With their playoff lives hanging in the balance, Boston was tagged to attack first. The Titans continued to dominate them, and should have managed the full hold had they not bungled the final fight. Believing they could take out Fusions early, they dropped onto him, but instead it was Bumper who went down, with Haksal following soon after. They still almost brought it back, but a clutch swap to Widowmaker from Colourhex was decisive and Boston was given a new lease on life, actually in quite a strong position.

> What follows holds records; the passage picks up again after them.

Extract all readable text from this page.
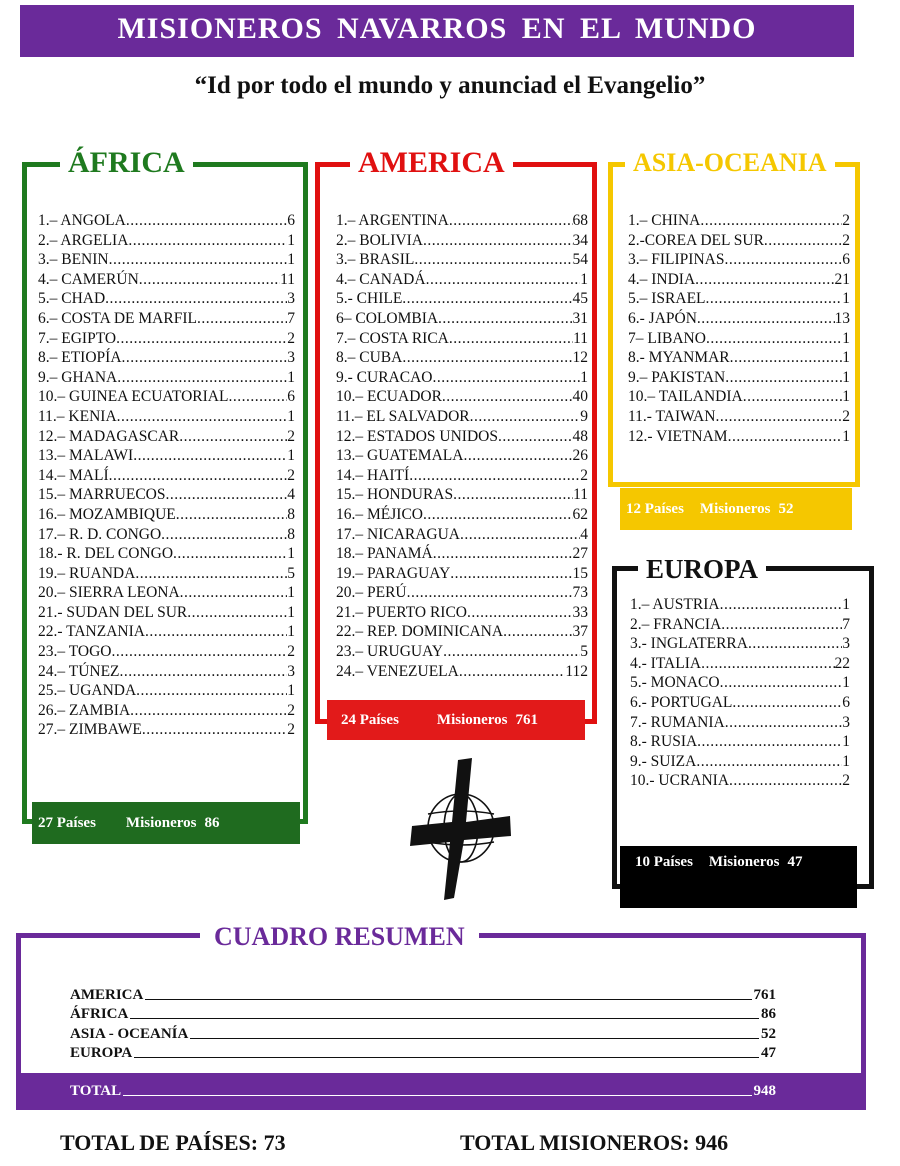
MISIONEROS NAVARROS EN EL MUNDO
“Id por todo el mundo y anunciad el Evangelio”
ÁFRICA
1.– ANGOLA .....	6
2.– ARGELIA .....	1
3.– BENIN .....	1
4.– CAMERÚN .....	11
5.– CHAD .....	3
6.– COSTA DE MARFIL .....	7
7.– EGIPTO .....	2
8.– ETIOPÍA .....	3
9.– GHANA .....	1
10.– GUINEA ECUATORIAL .....	6
11.– KENIA .....	1
12.– MADAGASCAR .....	2
13.– MALAWI .....	1
14.– MALÍ .....	2
15.– MARRUECOS .....	4
16.– MOZAMBIQUE .....	8
17.– R. D. CONGO .....	8
18.- R. DEL CONGO .....	1
19.– RUANDA .....	5
20.– SIERRA LEONA .....	1
21.- SUDAN DEL SUR .....	1
22.- TANZANIA .....	1
23.– TOGO .....	2
24.– TÚNEZ .....	3
25.– UGANDA .....	1
26.– ZAMBIA .....	2
27.– ZIMBAWE .....	2
27 Países Misioneros 86
AMERICA
1.– ARGENTINA .....	68
2.– BOLIVIA .....	34
3.– BRASIL .....	54
4.– CANADÁ .....	1
5.- CHILE .....	45
6– COLOMBIA .....	31
7.– COSTA RICA .....	11
8.– CUBA .....	12
9.- CURACAO .....	1
10.– ECUADOR .....	40
11.– EL SALVADOR .....	9
12.– ESTADOS UNIDOS .....	48
13.– GUATEMALA .....	26
14.– HAITÍ .....	2
15.– HONDURAS .....	11
16.– MÉJICO .....	62
17.– NICARAGUA .....	4
18.– PANAMÁ .....	27
19.– PARAGUAY .....	15
20.– PERÚ .....	73
21.– PUERTO RICO .....	33
22.– REP. DOMINICANA .....	37
23.– URUGUAY .....	5
24.– VENEZUELA .....	112
24 Países	Misioneros 761
ASIA-OCEANIA
1.– CHINA .....	2
2.-COREA DEL SUR .....	2
3.– FILIPINAS .....	6
4.– INDIA .....	21
5.– ISRAEL .....	1
6.- JAPÓN .....	13
7– LIBANO .....	1
8.- MYANMAR .....	1
9.– PAKISTAN .....	1
10.– TAILANDIA .....	1
11.- TAIWAN .....	2
12.- VIETNAM .....	1
12 Países Misioneros 52
EUROPA
1.– AUSTRIA .....	1
2.– FRANCIA .....	7
3.- INGLATERRA .....	3
4.- ITALIA .....	22
5.- MONACO .....	1
6.- PORTUGAL .....	6
7.- RUMANIA .....	3
8.- RUSIA .....	1
9.- SUIZA .....	1
10.- UCRANIA .....	2
10 Países Misioneros 47
CUADRO RESUMEN
AMERICA	761
ÁFRICA	86
ASIA - OCEANÍA	52
EUROPA	47
TOTAL	948
TOTAL DE PAÍSES: 73	TOTAL MISIONEROS: 946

The ult advantage was certainly on their side, and a lesser team than Vancouver would surely have given up the snowball onto Point B. The Titans scrapped and clawed to hold Boston to 85% in a fight that constantly seemed lost. The Uprising followed with another strong attack, but in a game of inches, the low-health Fusions had his shield break a fraction of a second before Aimgod built trans, and the healing aura came out barely too late to save the Reinhardt. For the final fight, Bumper tried the “if I can’t see you, you can’t see me” strategy of hiding for a shatter, and was shocked to find it didn’t work. Despite his early death, Vancouver forced the Uprising to advance slowly and he returned in time for the point fight, in which Jjanu hit his third ledge bomb to seal Vancouver’s defense at the 85% target.

On the attack, the Titans were a little bit sloppy, and took a couple bad fights before capping Point A with about 1:00 left. The second point attack was much the same: for about 3 more minutes, the combos and the target focus wasn’t quite there. Finally, Jjanu dropped a self destruct near the corner, and Slime got the boop at the exact right time for it to kill 2 of the Uprising. Given that inch, the Titans took a mile, and without much more ado the series was over.


Titans 3 : Uprising 0

Player of the Match

The 3/3 meta can sometimes make selecting PotM difficult: in such a team-focused environment, the space for individual plays is lessened. This goes doubly so for the players on roles without much damage potential. Nonetheless, the truly exceptional players do sometimes shine through.

Slime put on a clinic of mechanical Lucio play and won the game for Vancouver.

Honestly, I wish the main camera had gone on Slime’s POV more. Every time we saw him, he was racing around the map’s architecture, booping enemies off the map, booping enemies back into his team, or laying damage into the enemy from above. But we don’t see his POV for the perfect clutch sound barriers that he somehow always hits, barriers which make Vancouver almost impervious to grav bomb combos. And we don’t see his POV when he goes for the critical, game-winning boops like the one he hit at the end of Temple of Anubis. Every skill that can exist on Lucio, Slime has in spades, and they were all on display for this victory.